Когда незнакомец в своих похвалах стал изъясняться все с большим пафосом, Виттория не выдержала и, еле сдерживая гнев, заявила:
— Мне, конечно, известно, что весь мир восхищается этим садом и этими звучными фокусами, но не сердитесь на меня, дорогой друг, если я признаюсь вам, что без радости вступаю в этот парк: мне всегда казалось, будто здесь одинаково унижены и искусство, и природа. Подлинное искусство превращено здесь в диковину, которая, пожалуй, может вызвать удивление и даже восхищение, но не способна подарить настоящую радость. Природа здесь подавлена и искажена, превращена в рабыню для праздных забав, которые в конце концов утомляют, когда удовлетворено первое любопытство. Совершенно иное воздействие производит хорошая картина, музыка Палестрины{54}, свободный ландшафт, вон тот божественный водопад. Не кажется ли вам, что здесь хотят воплотить бред лихорадочного больного и добиться чего-то, что выходит за пределы наших человеческих потребностей? Однако каждый раз, когда человек предпринимает такую попытку удовлетворения своего тщеславия, он унижает свое собственное достоинство.
— Ай! Ай! Моя прекрасная синьорита, — воскликнул незнакомец, удивленно глядя на нее, — возможно ли, чтобы с таких прекрасных уст слетали столь суровые слова? Неужели вас никогда не приводила в восхищение прекрасная секстина или искусная канцона?{55} Как развили наш язык, речь, всегда так легко переходящую в крестьянский говор, Петрарка{56}, Бембо, Мольца{57}, Бернардо Тассо и многие другие! А эти механические изобретения, которые сами по себе способны вызвать только удивление и удовольствие, разве не могут быть поставлены на службу человеческим гением, чтобы и их, основанных на расчетах, знании математических законов и арифметических соотношениях чисел, включить в высшую поэтическую систему, порожденную свободной фантазией? Если природа, этот величественный водопад так восхищают вас и на мгновение заполняет вашу душу восторгом, то всё, что здесь, — та же природа в ее привлекательном проявлении, но в известных условных формах и получившая высшую поэтическую свободу другим образом. Эти прямые аллеи, эти пропорциональные и постриженные кругом клумбы подобны стансам или терцинам прелестной поэмы, где слово обычной речи с той же истинной детской радостью шаловливо облекается в формы, обусловленные строгими правилами, чтобы звучать изящнее и благороднее.
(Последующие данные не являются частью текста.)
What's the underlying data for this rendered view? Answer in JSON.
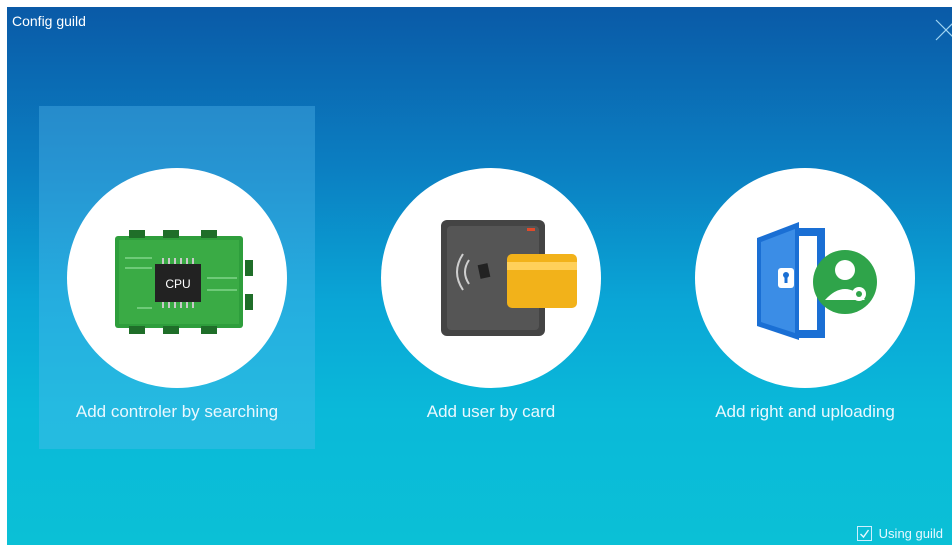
{
  "window": {
    "title": "Config guild"
  },
  "options": [
    {
      "label": "Add controler by searching",
      "icon": "cpu-board-icon",
      "selected": true
    },
    {
      "label": "Add user by card",
      "icon": "card-reader-icon",
      "selected": false
    },
    {
      "label": "Add right and uploading",
      "icon": "door-user-settings-icon",
      "selected": false
    }
  ],
  "cpu_chip_text": "CPU",
  "footer": {
    "checkbox_label": "Using guild",
    "checked": true
  },
  "colors": {
    "gradient_top": "#0a5aa7",
    "gradient_bottom": "#0bc0d6",
    "board_green": "#2e9e3c",
    "card_yellow": "#f2b21a",
    "door_blue": "#1a6fd4",
    "badge_green": "#2fa44a"
  }
}
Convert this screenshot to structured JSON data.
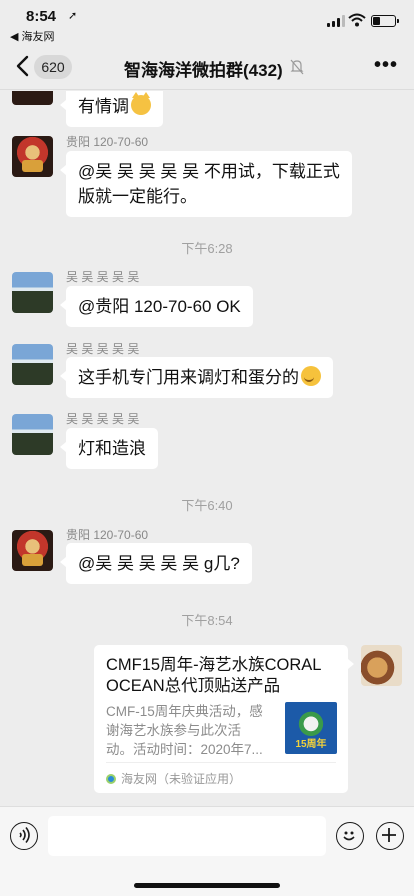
{
  "status_bar": {
    "time": "8:54",
    "back_app": "◀ 海友网"
  },
  "nav": {
    "unread_count": "620",
    "title": "智海海洋微拍群(432)"
  },
  "messages": [
    {
      "type": "text",
      "sender": "",
      "text": "有情调",
      "emoji": "cat-face"
    },
    {
      "type": "text",
      "sender": "贵阳  120-70-60",
      "text_lines": [
        "@吴 吴 吴 吴 吴 不用试，下载正式",
        "版就一定能行。"
      ]
    },
    {
      "type": "time",
      "text": "下午6:28"
    },
    {
      "type": "text",
      "sender": "吴 吴 吴 吴 吴",
      "text": "@贵阳  120-70-60 OK"
    },
    {
      "type": "text",
      "sender": "吴 吴 吴 吴 吴",
      "text": "这手机专门用来调灯和蛋分的",
      "emoji": "sweat-smile"
    },
    {
      "type": "text",
      "sender": "吴 吴 吴 吴 吴",
      "text": "灯和造浪"
    },
    {
      "type": "time",
      "text": "下午6:40"
    },
    {
      "type": "text",
      "sender": "贵阳  120-70-60",
      "text": "@吴 吴 吴 吴 吴 g几?"
    },
    {
      "type": "time",
      "text": "下午8:54"
    }
  ],
  "link_card": {
    "title_lines": [
      "CMF15周年-海艺水族CORAL",
      "OCEAN总代顶贴送产品"
    ],
    "desc_lines": [
      "CMF-15周年庆典活动，感",
      "谢海艺水族参与此次活",
      "动。活动时间：2020年7..."
    ],
    "thumb_text": "15周年",
    "source": "海友网（未验证应用）"
  },
  "colors": {
    "background": "#ededed",
    "bubble": "#ffffff",
    "meta_text": "#888888"
  }
}
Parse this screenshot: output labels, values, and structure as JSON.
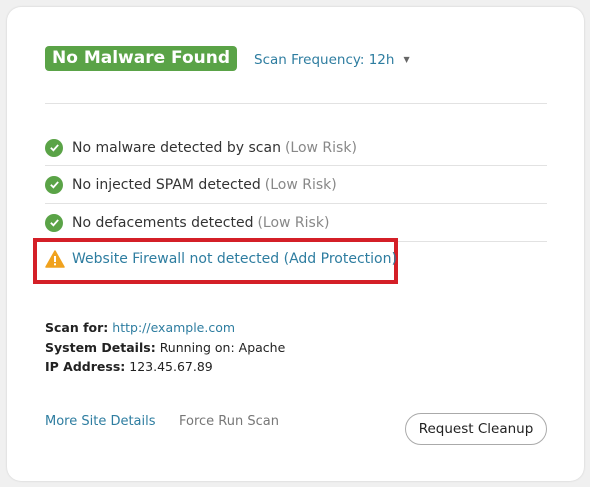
{
  "header": {
    "status_badge": "No Malware Found",
    "scan_frequency": "Scan Frequency: 12h"
  },
  "checks": [
    {
      "text": "No malware detected by scan",
      "risk": "(Low Risk)",
      "status": "ok"
    },
    {
      "text": "No injected SPAM detected",
      "risk": "(Low Risk)",
      "status": "ok"
    },
    {
      "text": "No defacements detected",
      "risk": "(Low Risk)",
      "status": "ok"
    }
  ],
  "warning": {
    "text": "Website Firewall not detected (Add Protection)",
    "status": "warning"
  },
  "details": {
    "scan_for_label": "Scan for:",
    "scan_for_value": "http://example.com",
    "system_label": "System Details:",
    "system_value": "Running on: Apache",
    "ip_label": "IP Address:",
    "ip_value": "123.45.67.89"
  },
  "footer": {
    "more_details": "More Site Details",
    "force_scan": "Force Run Scan",
    "request_cleanup": "Request Cleanup"
  },
  "colors": {
    "success": "#5aa347",
    "link": "#2e7da0",
    "warning": "#f0a21e",
    "highlight": "#d41f27"
  }
}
А фонтаны, статуи, птицы, легкомысленные амуры и строгие кипарисы, трепет и легкое опьянение в пышных кустах между миртами, лаврами и мрачными кипарисами, вон та распростертая пиния, шелест и шёпот в вершинах, смешанные с благоуханием и эхом, эти почти человеческие звуки, пение птиц, горы там вдали, яркая синева неба над нами, сладкая игра лучей, темнеющая тень — неужели человеку ещё что-то надо в этом сладостном опьянении, неужели надо завидовать Юпитеру и его божественным палатам?
— Прекрасно, — промолвила мать. — Смотри, дитя, вот ты и нашла, наконец, противника, который мог бы сломить твое упрямство и, если бы счёл нужным, смог бы поучить и тебя.
— Возможно, — заявила Виттория, — то, что я хотела бы называть природой, красотой и свободой, — слишком узкое понятие, которое снова может привести к скованности и несвободе. И все же я не хочу по чьей-то воле ломать свой характер, а должна сначала сама пережить в себе сказанное дорогим чужеземцем. Я не могу повторять то, в чем не убеждена, или подавлять свои лучшие чувства. Ни в книгах, ни в стихах я никогда не пыталась сделать это, пусть уж лучше сама буду заблуждаться, чем повторять чужие слова.
Однако незнакомец считал, что в прозе и стихах, может быть, нужно согласиться с существующими, узаконенными правилами.
— Но вы таким образом противоречите сами себе! — воскликнула Виттория. Они, наверное, спорили бы дольше, если бы их внимание не привлекли две фигуры, неожиданно возникшие рядом. Пожилая женщина в сопровождении молодого, богато одетого мужчины вышла из ближайшего кустарника. Дама была крупная и полная, мужеподобная, загорелая, на подбородке и верхней губе даже проглядывала легкая растительность. Все почтительно встали и поклонились, давая дорогу пришедшим, направлявшимся к замку. Когда они удалились, незнакомец спросил:
— Кто эта дама, похожая на сильного пожилого мужчину?
— Нынешняя владелица виллы д’Эсте, — ответил Капорале, — знаменитая Маргарита Пармская{58}, дочь великого императора Карла V.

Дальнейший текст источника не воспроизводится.